Platelet adhesion to surface-bound protein on the subendothelium is the initial condition
of blood coagulation. Following adhesion, the platelets become activated and in turn generate thrombin and thromboxane A2
on their extracellular membranes and release ADP from intracellular stores to promote further platelet activation and aggregation. The release of these platelet agonists into the blood flowing over the adhered platelets is the boundary condition
that leads to platelet aggregation. The flux of these three agonists into flowing blood serves an important role in thrombosis and hemostasis. However, the combined function of such soluble agonists during clot formation under flow is unknown, since no method allows controlled fluxes of agonists into flowing blood. The relationship between solute flux and stable clot formation is a complex reaction–transport problem with coupled particle deposition. One example of altered solute flux is hemophilia, where deficiencies in clotting factors attenuates thrombin generation,26
which leads to unstable clots.27
It is less clear whether these clots are unstable because of diminished fibrin formation or diminished platelet activation, or both. The device described in this paper provides a method for manipulating solute flux that could be useful for studying hemophilia and other bleeding disorders.
The size and growth of a thrombus is limited by the interplay between activated platelets and intact endothelial cells. Endothelial cells secrete soluble molecules (nitric oxide, prostacyclin, ectonecleotidases) that control platelet reactivity in a process known as thromboregulation.28
The device presented in this paper could be extended to study thromboregulation with additional bottom channels for introduction of these platelet antagonists.
Incorporation of membranes into microfluidic devices is becoming increasingly common for on-chip filtration and separations, as well as a component for sensors, reactors, and cell culture.29
In this paper we incorporated commercially available membranes as fluidic resistor into a microfluidic device by modifying a technique first reported by Ismagilov and colleagues.30
This technique has been employed for screening biochemical interaction,30
generating chemical gradients,31
and monitoring communication between different cell types.32
A notable modification we have made was the use of vacuum assisted bonding.33
This reversible bonding technique allowed for post hoc
morphological analysis of platelet aggregates by electron and spinning disk confocal microscopy.
Track-etched polycarbonate membranes demonstrate both internal and external fouling under different operating conditions.24,25,34
Internal fouling describes the adsorption and deposition of molecules and particles onto the surface of the pore, and consequently reducing the pore size. External fouling describes the accumulation of larger particles and cells that cannot enter pores. We have chosen a membrane whose pores are much larger than any of the solutes we are interested in introducing into blood, but also small enough to exclude blood cells. However, we still observed fouling of the pores that led to significant flux decline over 25 min. This flux decline was most likely the result of internal fouling based on moderate transmembrane pressures and short length of the experiments.25
Other choices of membranes include cellulose acetate, polyvinylidene fluoride, or polysulfone. However, these other membranes have a minimum thickness on the order of 100’s microns, whereas the polycarbonate membranes are 5–15 μm thick. The membrane thickness is an important parameter in the multilayer device described in the paper. We attempted to use a cellulose acetate membrane (thickness = 110 μm) and found that the loss of fluid into the vacuum chamber was prohibitive.
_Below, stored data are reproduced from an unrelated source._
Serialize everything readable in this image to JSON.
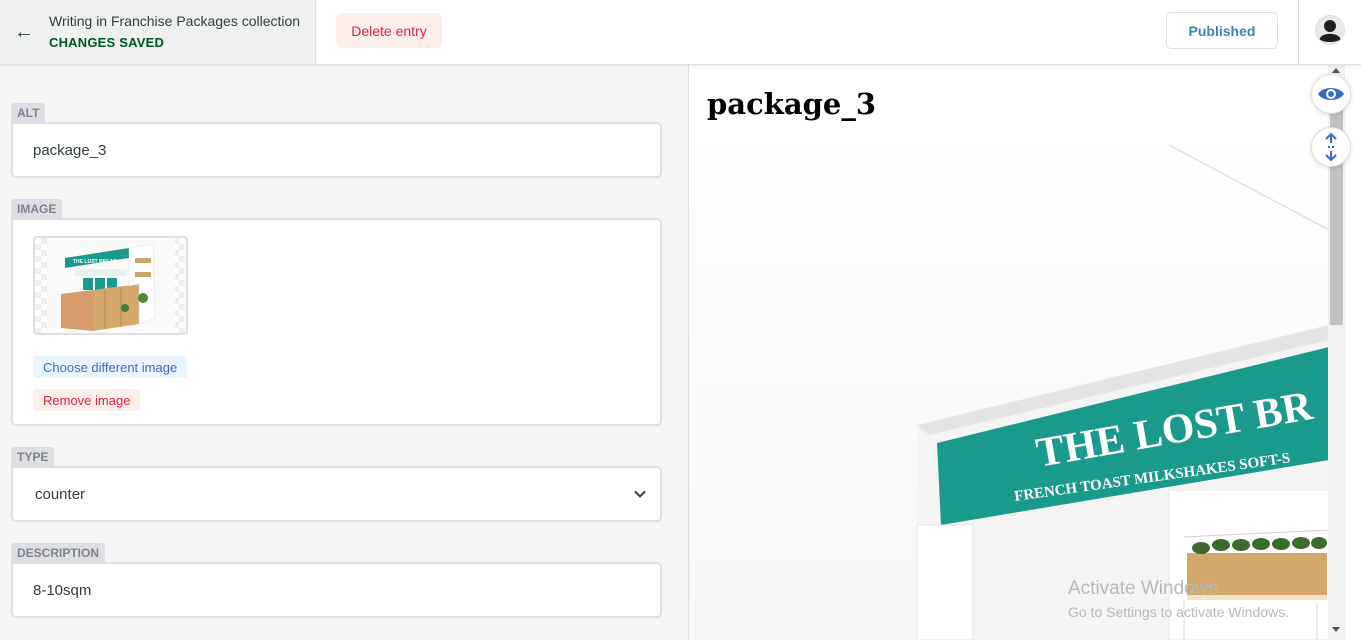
{
  "header": {
    "collection_label": "Writing in Franchise Packages collection",
    "status": "CHANGES SAVED",
    "delete_label": "Delete entry",
    "publish_status": "Published"
  },
  "fields": {
    "alt": {
      "label": "ALT",
      "value": "package_3"
    },
    "image": {
      "label": "IMAGE",
      "choose_label": "Choose different image",
      "remove_label": "Remove image"
    },
    "type": {
      "label": "TYPE",
      "value": "counter"
    },
    "description": {
      "label": "DESCRIPTION",
      "value": "8-10sqm"
    }
  },
  "preview": {
    "title": "package_3",
    "sign_main": "THE LOST BR",
    "sign_sub": "FRENCH TOAST MILKSHAKES SOFT-S"
  },
  "watermark": {
    "line1": "Activate Windows",
    "line2": "Go to Settings to activate Windows."
  },
  "colors": {
    "teal": "#1a9a8c",
    "wood": "#d4a86a",
    "danger": "#d9243d",
    "saved": "#005614"
  },
  "icons": [
    "back-arrow-icon",
    "user-avatar-icon",
    "chevron-down-icon",
    "eye-icon",
    "scroll-sync-icon"
  ]
}
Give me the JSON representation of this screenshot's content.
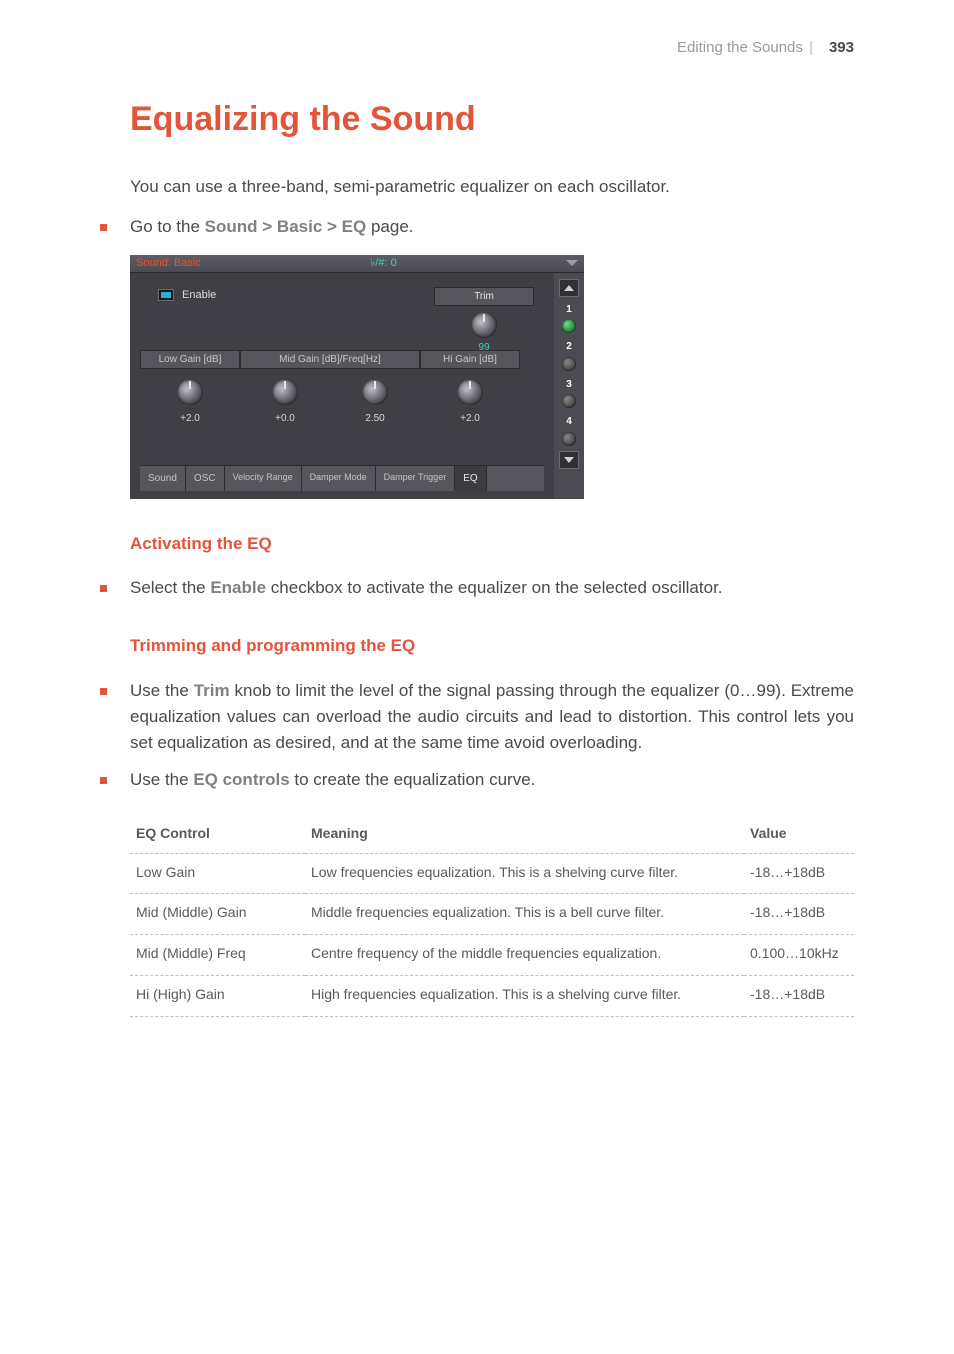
{
  "header": {
    "section": "Editing the Sounds",
    "page": "393"
  },
  "title": "Equalizing the Sound",
  "intro": "You can use a three-band, semi-parametric equalizer on each oscillator.",
  "goto": {
    "prefix": "Go to the ",
    "path": "Sound > Basic > EQ",
    "suffix": " page."
  },
  "panel": {
    "titlebar_left": "Sound: Basic",
    "titlebar_center": "♭/#: 0",
    "enable_label": "Enable",
    "trim": {
      "label": "Trim",
      "value": "99"
    },
    "cols": {
      "low": {
        "header": "Low Gain [dB]",
        "value": "+2.0"
      },
      "mid": {
        "header": "Mid Gain [dB]/Freq[Hz]",
        "gain": "+0.0",
        "freq": "2.50"
      },
      "high": {
        "header": "Hi Gain [dB]",
        "value": "+2.0"
      }
    },
    "side_slots": [
      "1",
      "2",
      "3",
      "4"
    ],
    "tabs": [
      "Sound",
      "OSC",
      "Velocity Range",
      "Damper Mode",
      "Damper Trigger",
      "EQ"
    ]
  },
  "sub1": {
    "heading": "Activating the EQ",
    "bullet_prefix": "Select the ",
    "bullet_strong": "Enable",
    "bullet_suffix": " checkbox to activate the equalizer on the selected oscillator."
  },
  "sub2": {
    "heading": "Trimming and programming the EQ",
    "b1_prefix": "Use the ",
    "b1_strong": "Trim",
    "b1_suffix": " knob to limit the level of the signal passing through the equalizer (0…99). Extreme equalization values can overload the audio circuits and lead to distortion. This control lets you set equalization as desired, and at the same time avoid overloading.",
    "b2_prefix": "Use the ",
    "b2_strong": "EQ controls",
    "b2_suffix": " to create the equalization curve."
  },
  "table": {
    "headers": {
      "c1": "EQ Control",
      "c2": "Meaning",
      "c3": "Value"
    },
    "rows": [
      {
        "c1": "Low Gain",
        "c2": "Low frequencies equalization. This is a shelving curve filter.",
        "c3": "-18…+18dB"
      },
      {
        "c1": "Mid (Middle) Gain",
        "c2": "Middle frequencies equalization. This is a bell curve filter.",
        "c3": "-18…+18dB"
      },
      {
        "c1": "Mid (Middle) Freq",
        "c2": "Centre frequency of the middle frequencies equalization.",
        "c3": "0.100…10kHz"
      },
      {
        "c1": "Hi (High) Gain",
        "c2": "High frequencies equalization. This is a shelving curve filter.",
        "c3": "-18…+18dB"
      }
    ]
  }
}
Solute transport was accurately predicted with an analytical model when convection was the dominant transport mechanism within the pores (Pe > 10). Although the model did not account for protein fouling, it was a good first-order etstimate of flux that only required two parameters, the membrane permeability and transmembrane pressure. The device was operated in two configurations that depended on the wall shear rate in the top channel. At higher wall shear rates (1000–2000 s−1), there was a large enough transmembrane pressure generated by the top channel to achieve predominantly convective transport in the pores. At these high shear rates, fluid was withdrawn (negative pressure) from both channels. At lower wall shear rates (250–500 s−1), the transmembrane pressure generated by the top channel was insufficient to ensure convective transport. Therefore, at these low shear rates, the bottom channel was infused (positive pressure) to compensate for small pressure drop in the top channel. In some applications, such as gradient generation, diffusion-mediated transport may be preferable. This mode of operation is achievable by withdrawing fluid from both channels at the same flow rate, provided the channels have the same length and cross-sectional area.
As a demonstration of the device, we examined the dependence of platelet aggregation on ADP flux. We observed that platelet activation, aggregation size, and aggregation height depended on the magnitude of ADP flux. At the lowest ADP flux considered, there was sparse adhesion of platelets and little evidence of aggregation and platelet–platelet tethering. At the higher fluxes, we observed aggregates of hundreds of activated platelets. The size and height of aggregates increased with increasing ADP flux. These observations agree with previous reports that platelet adhesion efficiency to fibrinogen coated surfaces increases with ADP induced activation.23
In addition, computational studies predict that a thicker agonist boundary layer yields greater platelet aggregation.35–37
In these computational studies, boundary layer thickness and thus platelet aggregation was modulated by changing the wall shear rate. However, increasing the agonist flux has a similar effect to decreasing the wall shear rate.